Tuesday

We had an appointment this morning so I got Cicily her sponge bath, dressed and in her chair ready to go.  She cried the whole time.  I felt awful.  It reinforced why hospice is so amazing in not making people go anywhere, they deliver meds, make house calls, etc.  I can't say enough good things about hospice so far.  Cicily was good once we got out in the car (though that may be due to me giving her morphine and lorazepam) and the appointment was quick.  When we got home she just wanted to lay in bed (and have her clothes off which she laughed about - hey whatever makes a dying girl comfortable I say).  We listened to music, and played swipe the ipod games.  She took a tiny nap.  She was legit happy laying in bed all day.  As we were playing and laughing, I said Cis what am I going to do without you.  She looked a bit concerned.  I just couldn't think of any positive follow up. I'm just going to miss her.  Like every single day for the rest of my life.   

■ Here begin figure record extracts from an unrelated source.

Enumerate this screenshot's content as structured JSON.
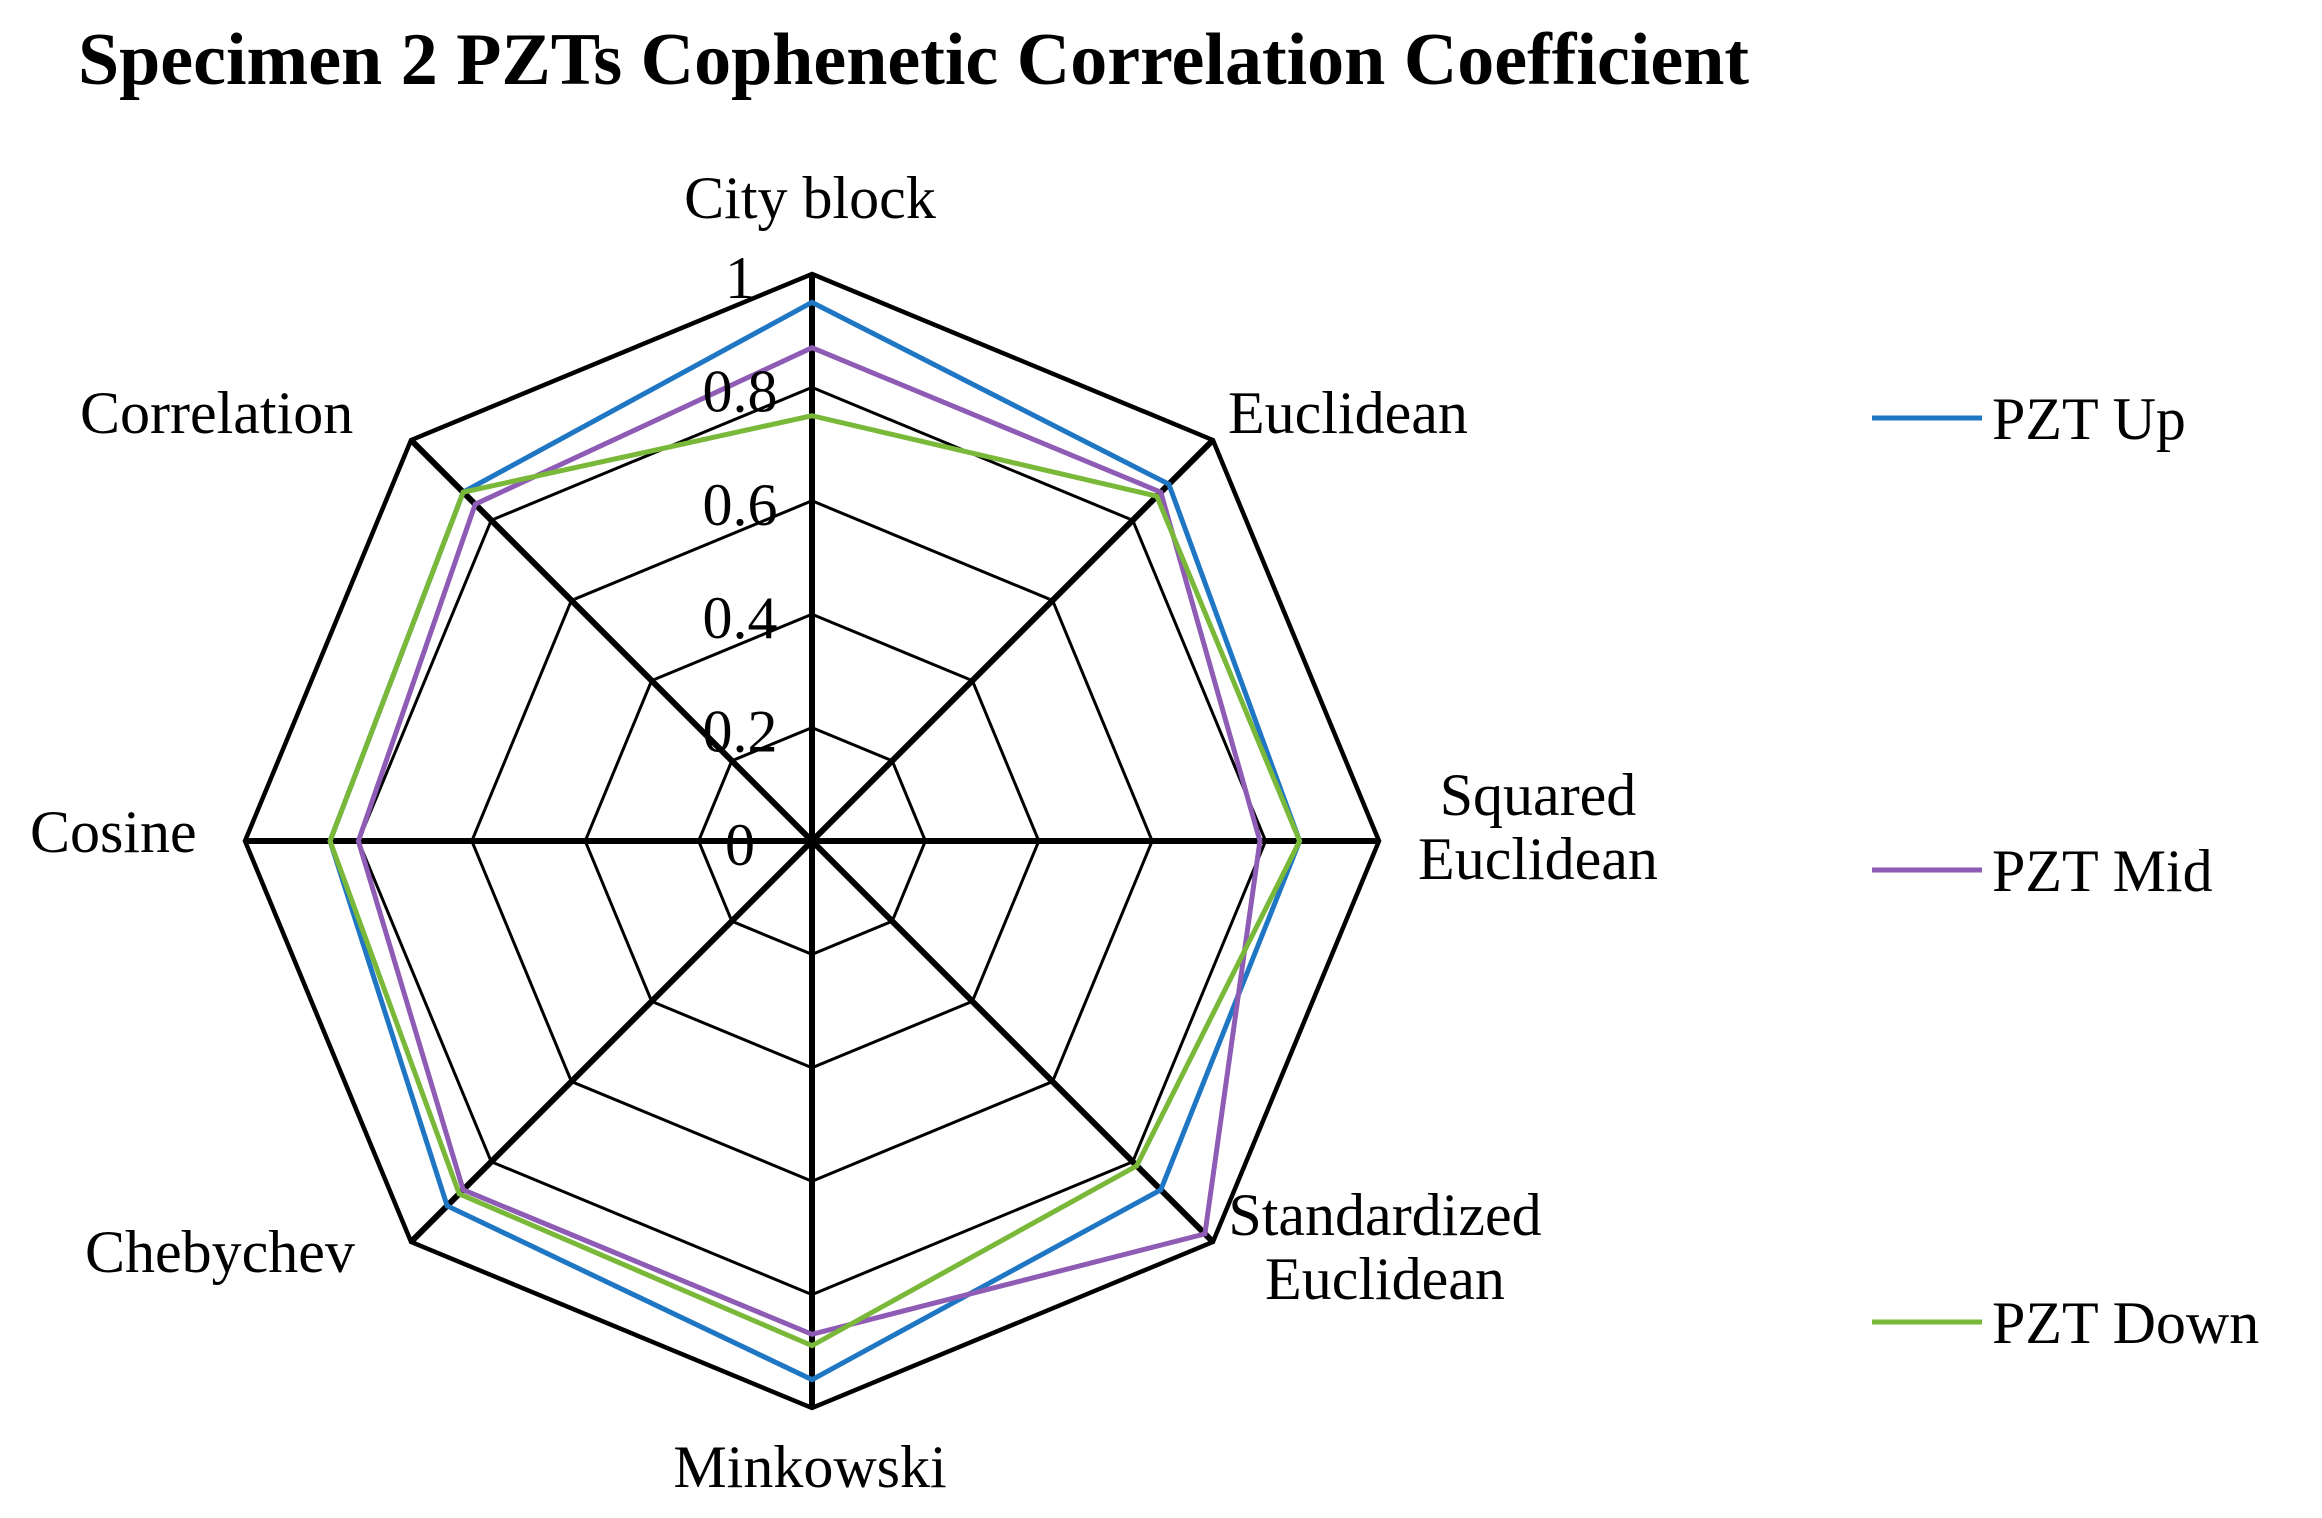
{
  "chart_data": {
    "type": "radar",
    "title": "Specimen 2 PZTs Cophenetic Correlation Coefficient",
    "axes": [
      [
        "City block"
      ],
      [
        "Euclidean"
      ],
      [
        "Squared",
        "Euclidean"
      ],
      [
        "Standardized",
        "Euclidean"
      ],
      [
        "Minkowski"
      ],
      [
        "Chebychev"
      ],
      [
        "Cosine"
      ],
      [
        "Correlation"
      ]
    ],
    "range": [
      0,
      1
    ],
    "ticks": [
      "0",
      "0.2",
      "0.4",
      "0.6",
      "0.8",
      "1"
    ],
    "series": [
      {
        "name": "PZT Up",
        "color": "#1f77c4",
        "values": [
          0.95,
          0.89,
          0.86,
          0.87,
          0.95,
          0.91,
          0.85,
          0.87
        ]
      },
      {
        "name": "PZT Mid",
        "color": "#8e5bb5",
        "values": [
          0.87,
          0.87,
          0.79,
          0.98,
          0.87,
          0.87,
          0.8,
          0.84
        ]
      },
      {
        "name": "PZT Down",
        "color": "#7ab839",
        "values": [
          0.75,
          0.86,
          0.86,
          0.81,
          0.89,
          0.88,
          0.85,
          0.87
        ]
      }
    ],
    "legend_position": "right"
  }
}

In the afternoon Grandma came and brought a silly clown nose.  Cicily and Sophie enjoyed antics with that of course!  And there was nail painting.  It's Minnie Mouse nails today.

That's Sophie's cot in the background.  She and Cis share a bedroom.  Since Cicily's scary breathing night a few weeks ago, Cicily has been sleeping in Mom and Dad's bed and Soph sleeps at the foot of our bed in that cot.

Cicily continues to have fluid in her stomach.  Drained 2.5 ounces at lunch and another 6 at bedtime.  We're suctioning clear secretions all the time from her trach, which leads us to believe she also has the fluid in her lungs.  She's losing a bit of weight.  This all adds up to what the hospice nurse mentioned to us about bodies not being able to use TPN at a certain point so it gets stored elsewhere. The only question is, is this another few days of bad and then her body will work for a while or is this a new normal.